Three years ago we asked ourselves, “How can natural language processing (NLP) and machine learning technologies help digital democracy platforms?” CitizenLab developed a feature that realizes just that.
In 2022, we released our “Insights” feature to help our clients analyze and categorize community feedback on their community engagement platforms. This is particularly valuable for local governments that gather text-heavy engagements on a wide range of topics. With the help of auto-tagging, community engagement managers can easily process thousands of qualitative inputs within minutes, freeing up valuable time and resources for deeper and more continuous engagement.
We believe this is just the beginning. Community engagement is more than just processing community input into categories or counting the number of posts. That’s why we have also built a visual keyword map using NLP and artificial intelligence (AI) capabilities built into our platform. The keyword map lets you go beyond auto-tagging and enables you to visually uncover community insights.
Here are four ways cities can leverage our Insights tool
AI helps you process qualitative inputs
With the help of AI and NLP, our tool reads the deeper meaning and context behind each post. It can determine whether a particular post is semantically related to a category and provide recommendations.
By clicking on the button – community managers can get recommendations of the posts’ relevant categories
This helps our community engagement managers efficiently process text input that they gathered from their community. For engagement projects with hundreds of inputs, it can be resource-intensive to process, analyze, and uncover the insights. With our platform, community engagement managers get recommendations of the posts’ relevant categories with a click of a button.
Visually explore what people are talking about
We use an NLP model to analyze the most popular keywords or concepts that are being discussed within the community. The most popular keywords are then visualized on a map relative to their importance and clustered together with keywords that appear together repeatedly.
Community managers can have an overview of all the trending keywords within the community
The visual representation helps community managers quickly understand what people are discussing within the community and group the themes in order of importance. The community manager can then quickly see what the trends, changes, and gaps are in the current project and decide whether a detailed analysis is necessary for the next steps.
Remove bias from data sorting
The map shows the keywords that are discussed frequently together in the same area of the map. This group of keywords shows the key topics or themes discussed within the community. The community managers can then interact with the map to select keywords, create tags, filter, or search posts.
Community managers can interact with keywords, create tags, filter and search for posts easily
This helps community managers process input intuitively on the map instead of going through individual posts on a tedious spreadsheet. More importantly, there is no longer the need for community managers to have a predefined list of categories which removes any potential for bias and focuses on what the community is truly identifying as priorities.
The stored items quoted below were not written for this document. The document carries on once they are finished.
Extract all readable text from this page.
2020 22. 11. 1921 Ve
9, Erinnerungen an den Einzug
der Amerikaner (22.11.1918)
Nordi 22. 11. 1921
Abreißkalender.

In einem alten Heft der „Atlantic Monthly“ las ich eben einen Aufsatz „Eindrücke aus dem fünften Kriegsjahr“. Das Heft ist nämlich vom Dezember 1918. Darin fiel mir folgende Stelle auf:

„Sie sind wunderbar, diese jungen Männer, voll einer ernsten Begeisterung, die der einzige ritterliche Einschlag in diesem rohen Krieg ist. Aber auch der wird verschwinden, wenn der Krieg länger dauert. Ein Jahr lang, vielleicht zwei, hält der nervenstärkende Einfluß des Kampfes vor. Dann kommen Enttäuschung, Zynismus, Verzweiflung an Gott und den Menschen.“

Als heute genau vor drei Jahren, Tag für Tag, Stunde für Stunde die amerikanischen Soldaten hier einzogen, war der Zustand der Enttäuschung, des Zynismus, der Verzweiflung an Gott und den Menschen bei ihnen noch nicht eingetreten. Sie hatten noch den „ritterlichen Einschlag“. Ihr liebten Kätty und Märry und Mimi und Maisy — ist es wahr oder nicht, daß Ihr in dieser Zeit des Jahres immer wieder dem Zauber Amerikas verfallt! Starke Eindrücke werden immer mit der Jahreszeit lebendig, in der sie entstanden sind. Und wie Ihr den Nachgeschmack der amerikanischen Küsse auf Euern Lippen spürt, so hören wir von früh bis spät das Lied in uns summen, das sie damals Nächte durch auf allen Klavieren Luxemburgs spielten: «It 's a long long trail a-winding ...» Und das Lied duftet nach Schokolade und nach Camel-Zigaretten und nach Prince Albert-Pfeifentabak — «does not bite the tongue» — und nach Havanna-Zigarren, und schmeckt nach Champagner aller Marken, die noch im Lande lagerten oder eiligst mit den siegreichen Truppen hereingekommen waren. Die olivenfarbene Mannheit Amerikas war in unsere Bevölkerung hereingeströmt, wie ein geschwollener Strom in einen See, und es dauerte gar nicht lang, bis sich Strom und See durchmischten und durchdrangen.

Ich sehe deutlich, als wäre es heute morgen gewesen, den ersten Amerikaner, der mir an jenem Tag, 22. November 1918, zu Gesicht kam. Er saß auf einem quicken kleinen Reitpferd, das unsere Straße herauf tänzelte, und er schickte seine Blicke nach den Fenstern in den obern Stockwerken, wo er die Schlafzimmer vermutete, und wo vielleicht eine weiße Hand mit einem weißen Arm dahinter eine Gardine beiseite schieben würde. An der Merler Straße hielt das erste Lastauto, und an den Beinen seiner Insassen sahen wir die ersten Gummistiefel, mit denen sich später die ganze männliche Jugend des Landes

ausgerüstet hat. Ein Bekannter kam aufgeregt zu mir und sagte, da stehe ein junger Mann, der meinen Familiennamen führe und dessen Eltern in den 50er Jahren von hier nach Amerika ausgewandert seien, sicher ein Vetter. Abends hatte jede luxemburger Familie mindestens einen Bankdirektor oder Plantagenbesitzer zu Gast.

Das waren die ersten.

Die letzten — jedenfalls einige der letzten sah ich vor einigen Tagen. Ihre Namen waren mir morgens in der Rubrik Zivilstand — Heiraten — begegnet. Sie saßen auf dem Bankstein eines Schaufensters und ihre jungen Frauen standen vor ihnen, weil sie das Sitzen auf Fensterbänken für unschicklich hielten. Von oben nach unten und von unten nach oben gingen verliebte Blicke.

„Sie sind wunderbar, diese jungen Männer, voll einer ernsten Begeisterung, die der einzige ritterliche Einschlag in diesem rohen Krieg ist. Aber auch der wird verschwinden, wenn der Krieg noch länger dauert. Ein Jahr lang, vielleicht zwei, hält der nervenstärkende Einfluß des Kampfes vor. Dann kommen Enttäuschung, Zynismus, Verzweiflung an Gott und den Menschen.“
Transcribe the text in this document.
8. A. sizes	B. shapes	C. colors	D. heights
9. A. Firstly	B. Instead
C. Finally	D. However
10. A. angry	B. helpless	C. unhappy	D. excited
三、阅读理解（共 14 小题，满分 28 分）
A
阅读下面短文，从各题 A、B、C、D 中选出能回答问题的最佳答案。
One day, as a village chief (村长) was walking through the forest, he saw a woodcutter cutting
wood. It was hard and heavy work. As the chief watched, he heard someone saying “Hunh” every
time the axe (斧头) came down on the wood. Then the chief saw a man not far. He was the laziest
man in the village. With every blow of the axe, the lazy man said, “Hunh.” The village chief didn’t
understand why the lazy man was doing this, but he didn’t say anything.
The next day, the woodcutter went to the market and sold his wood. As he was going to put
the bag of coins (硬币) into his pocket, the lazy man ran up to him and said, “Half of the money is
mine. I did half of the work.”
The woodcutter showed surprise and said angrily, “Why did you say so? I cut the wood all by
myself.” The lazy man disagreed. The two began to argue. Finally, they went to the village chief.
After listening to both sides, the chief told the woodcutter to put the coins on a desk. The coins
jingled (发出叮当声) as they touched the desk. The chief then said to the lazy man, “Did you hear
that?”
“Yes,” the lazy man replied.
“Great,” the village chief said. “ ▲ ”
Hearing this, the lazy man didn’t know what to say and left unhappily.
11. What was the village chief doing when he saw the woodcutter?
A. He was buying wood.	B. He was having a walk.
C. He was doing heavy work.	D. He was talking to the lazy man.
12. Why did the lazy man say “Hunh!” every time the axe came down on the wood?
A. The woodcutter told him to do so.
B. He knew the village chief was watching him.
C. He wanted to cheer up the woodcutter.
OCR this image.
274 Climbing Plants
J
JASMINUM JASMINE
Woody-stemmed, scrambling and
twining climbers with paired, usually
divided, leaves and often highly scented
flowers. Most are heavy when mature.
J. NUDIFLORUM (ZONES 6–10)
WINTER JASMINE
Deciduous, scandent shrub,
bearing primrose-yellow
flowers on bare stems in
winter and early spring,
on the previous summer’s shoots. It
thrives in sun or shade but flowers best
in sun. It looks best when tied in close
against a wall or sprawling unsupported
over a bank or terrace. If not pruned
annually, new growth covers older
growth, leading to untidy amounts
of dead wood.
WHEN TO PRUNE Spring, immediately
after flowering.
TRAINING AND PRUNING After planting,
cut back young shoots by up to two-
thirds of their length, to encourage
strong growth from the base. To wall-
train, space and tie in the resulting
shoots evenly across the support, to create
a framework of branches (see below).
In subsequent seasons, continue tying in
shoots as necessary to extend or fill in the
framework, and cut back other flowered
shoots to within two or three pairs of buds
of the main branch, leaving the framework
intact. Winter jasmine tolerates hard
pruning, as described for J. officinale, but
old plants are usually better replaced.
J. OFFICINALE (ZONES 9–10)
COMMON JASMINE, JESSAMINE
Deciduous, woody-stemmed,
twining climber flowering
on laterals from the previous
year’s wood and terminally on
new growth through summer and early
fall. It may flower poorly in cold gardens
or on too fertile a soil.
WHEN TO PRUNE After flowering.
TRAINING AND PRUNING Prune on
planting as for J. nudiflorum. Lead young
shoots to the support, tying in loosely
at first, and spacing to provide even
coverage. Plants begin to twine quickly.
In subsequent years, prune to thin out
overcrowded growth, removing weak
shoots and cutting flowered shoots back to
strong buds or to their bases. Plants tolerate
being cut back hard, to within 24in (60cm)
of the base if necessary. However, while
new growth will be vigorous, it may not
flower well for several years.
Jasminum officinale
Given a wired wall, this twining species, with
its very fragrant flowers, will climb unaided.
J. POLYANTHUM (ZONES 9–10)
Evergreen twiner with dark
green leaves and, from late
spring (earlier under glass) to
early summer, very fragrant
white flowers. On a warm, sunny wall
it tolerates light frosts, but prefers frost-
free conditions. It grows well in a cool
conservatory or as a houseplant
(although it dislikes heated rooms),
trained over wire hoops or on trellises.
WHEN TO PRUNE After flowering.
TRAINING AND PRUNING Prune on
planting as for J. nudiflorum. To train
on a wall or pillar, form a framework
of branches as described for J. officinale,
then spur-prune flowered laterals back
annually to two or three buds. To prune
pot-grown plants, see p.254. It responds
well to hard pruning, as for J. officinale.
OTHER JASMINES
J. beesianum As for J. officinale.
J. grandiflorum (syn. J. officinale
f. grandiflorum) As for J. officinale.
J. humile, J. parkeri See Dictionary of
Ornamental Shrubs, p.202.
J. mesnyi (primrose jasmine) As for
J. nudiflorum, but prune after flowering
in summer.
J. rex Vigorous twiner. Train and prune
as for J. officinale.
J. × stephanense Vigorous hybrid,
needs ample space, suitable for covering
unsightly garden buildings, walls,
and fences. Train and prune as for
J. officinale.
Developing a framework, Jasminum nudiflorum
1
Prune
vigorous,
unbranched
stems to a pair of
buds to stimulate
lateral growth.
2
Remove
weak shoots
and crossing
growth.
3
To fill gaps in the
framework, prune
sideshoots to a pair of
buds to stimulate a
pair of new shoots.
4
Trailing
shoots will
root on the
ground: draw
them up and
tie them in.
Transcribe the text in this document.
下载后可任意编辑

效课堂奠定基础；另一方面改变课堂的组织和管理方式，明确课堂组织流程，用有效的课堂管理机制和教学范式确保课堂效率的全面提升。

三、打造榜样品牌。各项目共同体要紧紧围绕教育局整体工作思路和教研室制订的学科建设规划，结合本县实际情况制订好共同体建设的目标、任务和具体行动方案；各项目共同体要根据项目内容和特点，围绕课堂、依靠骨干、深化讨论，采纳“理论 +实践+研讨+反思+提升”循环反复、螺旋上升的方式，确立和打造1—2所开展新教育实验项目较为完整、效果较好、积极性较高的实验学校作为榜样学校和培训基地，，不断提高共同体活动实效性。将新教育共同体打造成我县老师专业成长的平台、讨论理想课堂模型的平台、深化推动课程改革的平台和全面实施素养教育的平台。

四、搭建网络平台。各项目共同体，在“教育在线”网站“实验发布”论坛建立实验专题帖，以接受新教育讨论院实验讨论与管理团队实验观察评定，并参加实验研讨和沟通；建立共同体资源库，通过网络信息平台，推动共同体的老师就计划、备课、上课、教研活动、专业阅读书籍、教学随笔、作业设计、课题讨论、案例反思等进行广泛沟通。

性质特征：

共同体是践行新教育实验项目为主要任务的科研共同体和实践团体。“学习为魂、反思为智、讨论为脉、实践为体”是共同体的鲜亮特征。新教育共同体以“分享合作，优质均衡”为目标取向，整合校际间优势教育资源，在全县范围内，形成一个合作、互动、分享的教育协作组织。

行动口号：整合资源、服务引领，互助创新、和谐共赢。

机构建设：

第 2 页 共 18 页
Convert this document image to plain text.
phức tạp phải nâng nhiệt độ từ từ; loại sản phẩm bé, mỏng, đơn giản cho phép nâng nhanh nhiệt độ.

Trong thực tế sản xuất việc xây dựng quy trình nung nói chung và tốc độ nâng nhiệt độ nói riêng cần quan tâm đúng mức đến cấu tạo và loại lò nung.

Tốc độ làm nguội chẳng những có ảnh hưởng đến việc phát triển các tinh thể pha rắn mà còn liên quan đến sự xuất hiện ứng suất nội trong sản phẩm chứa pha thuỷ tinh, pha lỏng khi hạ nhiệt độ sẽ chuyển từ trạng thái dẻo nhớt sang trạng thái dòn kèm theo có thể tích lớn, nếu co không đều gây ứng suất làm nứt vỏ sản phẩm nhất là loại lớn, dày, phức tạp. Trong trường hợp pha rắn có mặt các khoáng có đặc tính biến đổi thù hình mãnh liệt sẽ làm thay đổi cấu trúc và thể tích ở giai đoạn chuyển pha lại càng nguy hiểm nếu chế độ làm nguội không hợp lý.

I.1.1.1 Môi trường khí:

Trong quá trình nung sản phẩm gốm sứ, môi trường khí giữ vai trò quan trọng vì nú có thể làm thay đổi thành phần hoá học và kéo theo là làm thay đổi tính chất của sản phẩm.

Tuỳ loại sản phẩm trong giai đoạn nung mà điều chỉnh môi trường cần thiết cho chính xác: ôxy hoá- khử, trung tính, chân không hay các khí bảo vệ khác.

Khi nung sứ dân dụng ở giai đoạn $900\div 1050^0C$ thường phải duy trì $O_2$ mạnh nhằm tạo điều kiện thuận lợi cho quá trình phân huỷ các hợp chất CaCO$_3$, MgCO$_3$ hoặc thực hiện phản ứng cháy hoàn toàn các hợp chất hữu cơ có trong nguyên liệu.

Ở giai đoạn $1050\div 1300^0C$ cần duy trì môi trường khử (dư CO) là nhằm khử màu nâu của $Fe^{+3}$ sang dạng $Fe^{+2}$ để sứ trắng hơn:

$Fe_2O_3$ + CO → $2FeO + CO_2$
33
AI offers an inclusive overview of the community
The more frequently a keyword is mentioned, the more central and visually prominent it becomes, which helps community managers easily spot key topics of interest. Beyond showing what the main trending topics are, our keyword map also clusters keywords that may not be part of the larger discussion. For instance, one client’s urban planning project showed that the majority interest was around parks and nature, but a related group of keywords about student life was also clustered at the corner of the keyword map. In turn, this could influence the urban planning project, as well as how and for whom it was designed. By showing both highly-trending as well as ancillary topics, our platform helps community engagement managers be more inclusive in their analysis.
Community managers can easily spot minority interests within the community on the map
This helps community managers easily spot minority interests within the community and further analyze what their needs are.
What’s next for CitizenLab’s Community Insights?
Our Insights feature currently works in 16 languages, including; English, Dutch, German, French, Spanish, Arabic, and Polish. We are working on improving the accuracy of the current languages and adding support for more languages. Additionally, we are exploring how we can leverage the tool further by extending it to surveys, comment analysis, and other qualitative inputs the platform collects.
Look out for more exciting updates in the coming weeks/months!